Die Landtags-CSU kommt heute zu ihrer Herbstklausur im oberfränkischen Kloster Banz zusammen - mit einer brisanten Tagesordnung: Angesichts Zehntausender neuer Flüchtlinge binnen weniger Wochen wollen die Abgeordneten ihren weiteren Kurs in der Flüchtlings- und Asylpolitik festlegen.

Im Kern geht es unter anderem darum, ob die Landtags-CSU der von Kanzlerin Angela Merkel (CDU) formulierten Linie folgt, wonach das Grundrecht auf Asyl für politisch Verfolgte keine Obergrenze kenne. Oder ob die Fraktion ihrem Vorsitzenden Thomas Kreuzer folgt, der dem "Münchner Merkur" (Freitag) gesagt hatte: "Eine unbegrenzte Zuwanderung auch an Kriegsflüchtlingen ist einfach nicht zu stemmen." Deutschland dürfe nur so viele Flüchtlinge aufnehmen, wie auch im Land integriert werden könnten.

Warten auf Orban

Von Montag bis Dienstag befasst sich damit und mit anderen Fragen zunächst der Fraktionsvorstand, von Dienstagnachmittag bis Donnerstag die Gesamtfraktion.
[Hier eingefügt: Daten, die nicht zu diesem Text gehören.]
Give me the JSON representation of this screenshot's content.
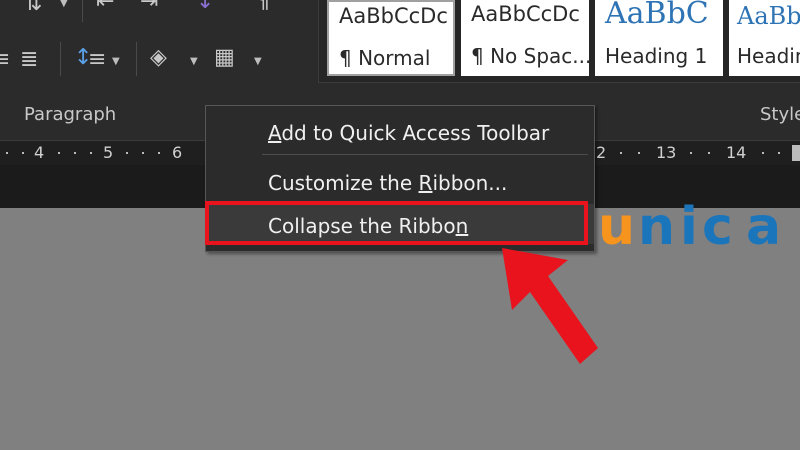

Die Hauptrede von Ministerpräsident Horst Seehofer ist für Dienstag geplant. Am Mittwoch kommt ein sehr umstrittener Gast: der ungarische Premier Viktor Orban, der sich seinen Auftritt trotz des EU-Sondergipfels am Abend nicht nehmen lässt. Die CSU pflegt traditionell enge Beziehungen zu Orban: Während dieser zuletzt auf breiter Front wegen seines Umgangs mit Flüchtlingen kritisiert wurde, hatte Seehofer direkte Kritik stets vermieden.

Weitere Gäste im Kloster Banz sind unter anderen die österreichische Innenministerin Johanna Mikl-Leitner und der Vorsitzende der konservativen EVP-Fraktion im Europaparlament, Manfred Weber (CSU). Bundesfinanzminister Wolfgang Schäuble und Innenminister Thomas de Maizière (beide CDU) mussten ihre geplanten Gastauftritte dagegen kurzfristig absagen.